Growing worries about the economic backdrop have shaped investor expectations for the Federal Reserve. Markets are overwhelmingly anticipating that policymakers will deliver a quarter-point interest-rate cut on Wednesday. Following the JOLTS release, Treasury yields edged higher, while the S&P 500 continued to trade in positive territory.
One of the most telling data points in the report was the continued drop in the quits rate the share of workers voluntarily leaving their jobs. The rate slipped to its lowest reading since May 2020, suggesting that Americans are feeling less confident about finding better opportunities elsewhere.
During tighter labor markets, the quits rate tends to climb as people take advantage of plentiful openings and strong competition for talent. Its decline now underscores a shift toward a more cautious, uncertain environment for job seekers.
Still, some economists remain skeptical of the JOLTS survey. The report has faced criticism for its low response rate and occasionally large revisions, which can make month-to-month comparisons difficult.
To get a more complete picture, analysts often look to alternative measures. One such indicator Indeed’s job-posting index, which updates daily showed a decline in available roles in October compared with September, though the platform reported a rebound in openings during November.

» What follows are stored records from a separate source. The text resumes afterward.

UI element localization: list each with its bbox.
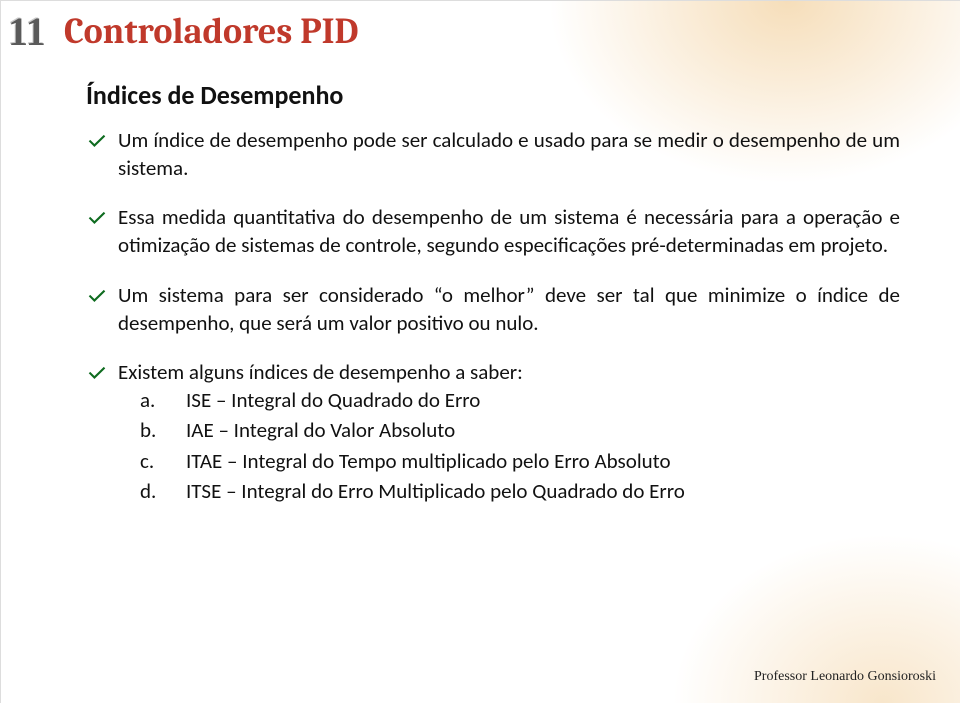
list-letter: a.: [140, 385, 168, 415]
slide-content: Índices de Desempenho Um índice de desem…: [0, 61, 960, 507]
bullet-text: Existem alguns índices de desempenho a s…: [118, 359, 900, 387]
slide-title: Controladores PID: [64, 11, 358, 52]
footer-author: Professor Leonardo Gonsioroski: [754, 669, 936, 685]
bullet-item: Essa medida quantitativa do desempenho d…: [86, 204, 900, 259]
list-text: ISE – Integral do Quadrado do Erro: [186, 385, 480, 415]
list-letter: d.: [140, 476, 168, 506]
list-text: IAE – Integral do Valor Absoluto: [186, 415, 455, 445]
check-icon: [86, 359, 108, 383]
content-heading: Índices de Desempenho: [86, 79, 900, 111]
bullet-text: Um índice de desempenho pode ser calcula…: [118, 127, 900, 182]
bullet-item: Existem alguns índices de desempenho a s…: [86, 359, 900, 387]
list-item: c. ITAE – Integral do Tempo multiplicado…: [140, 446, 900, 476]
list-item: a. ISE – Integral do Quadrado do Erro: [140, 385, 900, 415]
slide-header: 11 Controladores PID: [0, 0, 960, 55]
list-item: d. ITSE – Integral do Erro Multiplicado …: [140, 476, 900, 506]
bullet-item: Um índice de desempenho pode ser calcula…: [86, 127, 900, 182]
sub-list: a. ISE – Integral do Quadrado do Erro b.…: [140, 385, 900, 507]
check-icon: [86, 282, 108, 306]
slide-number: 11: [8, 8, 64, 55]
list-item: b. IAE – Integral do Valor Absoluto: [140, 415, 900, 445]
bullet-item: Um sistema para ser considerado “o melho…: [86, 282, 900, 337]
bullet-text: Essa medida quantitativa do desempenho d…: [118, 204, 900, 259]
list-letter: b.: [140, 415, 168, 445]
list-text: ITAE – Integral do Tempo multiplicado pe…: [186, 446, 671, 476]
list-letter: c.: [140, 446, 168, 476]
bullet-text: Um sistema para ser considerado “o melho…: [118, 282, 900, 337]
check-icon: [86, 127, 108, 151]
check-icon: [86, 204, 108, 228]
list-text: ITSE – Integral do Erro Multiplicado pel…: [186, 476, 685, 506]
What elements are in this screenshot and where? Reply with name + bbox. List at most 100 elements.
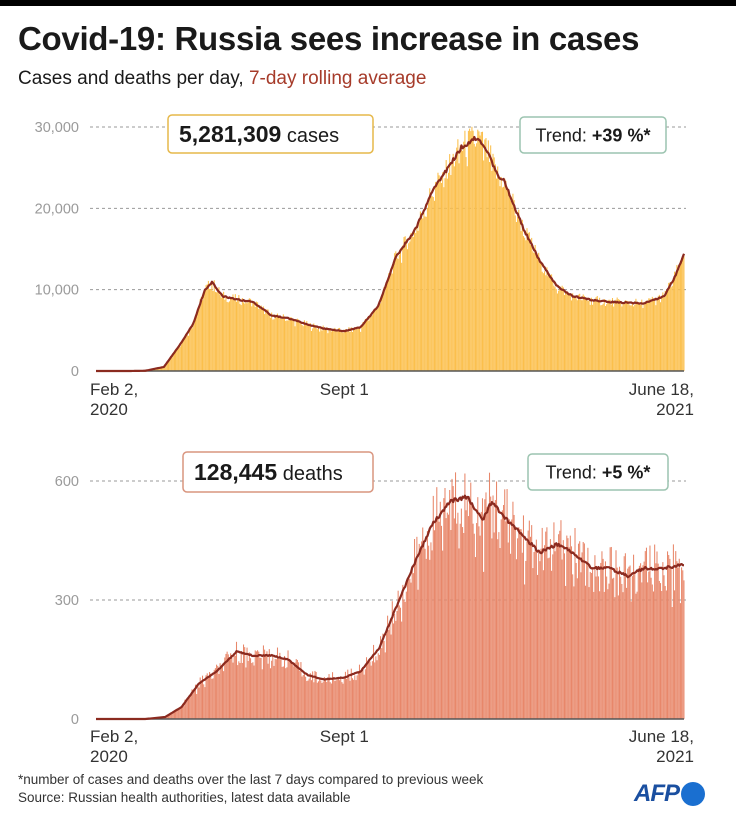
- deaths-bar: [355, 680, 357, 719]
- deaths-bar: [360, 671, 362, 719]
- deaths-bar: [506, 489, 508, 719]
- cases-bar: [207, 280, 209, 371]
- cases-bar: [166, 362, 168, 371]
- deaths-bar: [207, 678, 209, 719]
- cases-bar: [343, 331, 345, 371]
- cases-bar: [425, 216, 427, 371]
- deaths-bar: [204, 687, 206, 719]
- cases-bar: [330, 331, 332, 371]
- deaths-bar: [459, 523, 461, 719]
- deaths-bar: [264, 649, 266, 719]
- cases-bar: [558, 290, 560, 371]
- cases-bar: [179, 346, 181, 371]
- deaths-bar: [191, 689, 193, 719]
- deaths-bar: [485, 492, 487, 719]
- cases-bar: [186, 334, 188, 371]
- cases-bar: [604, 306, 606, 371]
- deaths-bar: [594, 555, 596, 719]
- cases-bar: [225, 295, 227, 371]
- cases-bar: [214, 291, 216, 371]
- deaths-bar: [303, 672, 305, 719]
- cases-bar: [442, 172, 444, 371]
- deaths-bar: [480, 511, 482, 719]
- deaths-bar: [643, 561, 645, 719]
- cases-bar: [472, 130, 474, 371]
- cases-bar: [228, 301, 230, 371]
- deaths-bar: [373, 644, 375, 719]
- cases-bar: [342, 332, 344, 371]
- deaths-bar: [513, 514, 515, 719]
- deaths-bar: [283, 655, 286, 719]
- cases-bar: [204, 290, 206, 371]
- deaths-bar: [650, 577, 652, 719]
- cases-bar: [506, 190, 508, 371]
- deaths-bar: [192, 690, 194, 719]
- cases-bar: [657, 296, 659, 371]
- deaths-bar: [390, 634, 392, 719]
- deaths-bar: [634, 573, 636, 719]
- cases-bar: [346, 330, 348, 371]
- deaths-bar: [316, 682, 318, 719]
- cases-bar: [209, 289, 211, 371]
- deaths-bar: [566, 535, 568, 719]
- deaths-bar: [522, 515, 524, 719]
- deaths-bar: [488, 472, 491, 719]
- deaths-bar: [348, 677, 350, 719]
- cases-bar: [283, 317, 286, 371]
- deaths-bar: [329, 682, 331, 719]
- cases-total-text: 5,281,309 cases: [179, 121, 339, 147]
- deaths-bar: [402, 584, 404, 719]
- cases-bar: [463, 141, 465, 371]
- cases-bar: [333, 330, 335, 371]
- deaths-bar: [444, 488, 446, 719]
- cases-bar: [282, 314, 284, 371]
- cases-bar: [575, 298, 577, 371]
- cases-bar: [544, 271, 546, 371]
- cases-bar: [322, 325, 324, 371]
- deaths-bar: [210, 673, 212, 719]
- deaths-bar: [353, 679, 355, 719]
- deaths-bar: [576, 578, 578, 719]
- cases-bar: [460, 149, 462, 371]
- deaths-bar: [214, 668, 216, 719]
- deaths-bar: [592, 568, 594, 719]
- deaths-x-tick-label: Sept 1: [320, 727, 369, 746]
- cases-y-tick-label: 10,000: [35, 283, 79, 299]
- deaths-bar: [574, 528, 576, 719]
- cases-bar: [237, 300, 239, 371]
- deaths-bar: [655, 563, 657, 719]
- deaths-bar: [172, 711, 174, 719]
- cases-bar: [286, 320, 288, 371]
- deaths-bar: [328, 674, 330, 719]
- cases-bar: [551, 274, 553, 371]
- deaths-bar: [291, 660, 293, 719]
- deaths-x-tick-label: June 18,: [629, 727, 694, 746]
- deaths-bar: [200, 683, 202, 719]
- deaths-bar: [679, 603, 681, 719]
- cases-bar: [492, 153, 494, 371]
- cases-bar: [262, 306, 264, 371]
- deaths-bar: [237, 665, 239, 719]
- deaths-bar: [326, 682, 328, 719]
- deaths-bar: [267, 663, 269, 719]
- deaths-bar: [251, 663, 253, 719]
- cases-bar: [164, 365, 166, 371]
- cases-bar: [334, 327, 336, 371]
- cases-bar: [465, 157, 467, 371]
- deaths-bar: [450, 529, 452, 719]
- cases-bar: [422, 218, 424, 371]
- cases-bar: [593, 302, 595, 371]
- deaths-bar: [377, 653, 379, 719]
- deaths-bar: [671, 607, 673, 719]
- chart-title: Covid-19: Russia sees increase in cases: [18, 20, 640, 57]
- deaths-bar: [493, 532, 495, 719]
- cases-bar: [670, 287, 672, 371]
- deaths-bar: [391, 601, 393, 719]
- deaths-bar: [617, 595, 619, 719]
- cases-bar: [467, 130, 469, 371]
- cases-bar: [295, 319, 297, 371]
- cases-bar: [620, 303, 622, 371]
- deaths-bar: [286, 667, 288, 719]
- cases-bar: [609, 299, 611, 371]
- cases-bar: [378, 302, 380, 371]
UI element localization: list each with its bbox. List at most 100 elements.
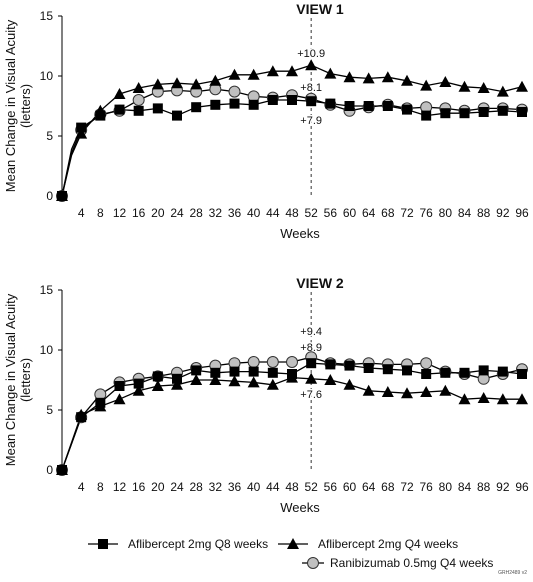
data-point-square [229,366,240,377]
data-point-square [191,365,202,376]
y-tick-label: 10 [40,343,54,357]
data-point-triangle [247,376,260,388]
data-point-square [382,364,393,375]
chart-title: VIEW 1 [296,1,344,17]
x-tick-label: 84 [458,480,472,494]
data-point-triangle [171,77,183,89]
x-tick-label: 32 [209,206,223,220]
data-point-square [478,365,489,376]
x-tick-label: 48 [285,206,299,220]
x-tick-label: 12 [113,480,127,494]
y-tick-label: 5 [46,129,53,143]
data-point-triangle [209,74,222,86]
x-tick-label: 96 [515,206,529,220]
data-point-triangle [247,68,260,80]
y-tick-label: 5 [46,403,53,417]
data-point-square [210,99,221,110]
data-point-triangle [266,65,279,77]
x-tick-label: 76 [419,206,433,220]
x-tick-label: 52 [304,480,318,494]
data-point-circle [132,94,145,106]
y-tick-label: 15 [40,9,54,23]
x-tick-label: 56 [324,206,338,220]
x-tick-label: 28 [189,206,203,220]
data-point-square [402,365,412,376]
x-tick-label: 4 [78,206,85,220]
data-point-triangle [381,71,394,83]
legend-item-circle: Ranibizumab 0.5mg Q4 weeks [302,556,493,570]
week52-annotation: +7.6 [300,389,322,401]
data-point-triangle [496,85,509,97]
data-point-square [344,360,355,371]
x-tick-label: 16 [132,206,146,220]
data-point-triangle [343,378,356,390]
x-tick-label: 20 [151,206,165,220]
x-axis-label: Weeks [280,226,320,241]
data-point-square [421,369,432,379]
data-point-triangle [228,375,241,387]
data-point-triangle [516,393,528,405]
data-point-triangle [420,386,433,397]
y-tick-label: 0 [46,463,53,477]
series-line-square [61,99,523,197]
x-tick-label: 16 [132,480,146,494]
data-point-triangle [132,384,145,396]
chart-panel-2: VIEW 2 0 5 10 15 Mean Change in Visual Acuity… [3,275,529,515]
week52-annotation: +8.9 [300,342,322,354]
data-point-square [306,358,317,369]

Together, the mixed data paint a picture of a labor market that is not collapsing but is steadily normalizing after years of intense hiring demand. Openings remain historically high, but layoffs are edging up, hiring is slowing, and workers are increasingly hesitant to quit.
For the Fed, these trends add nuance to an already delicate decision-making process as officials try to balance easing inflation with maintaining economic stability.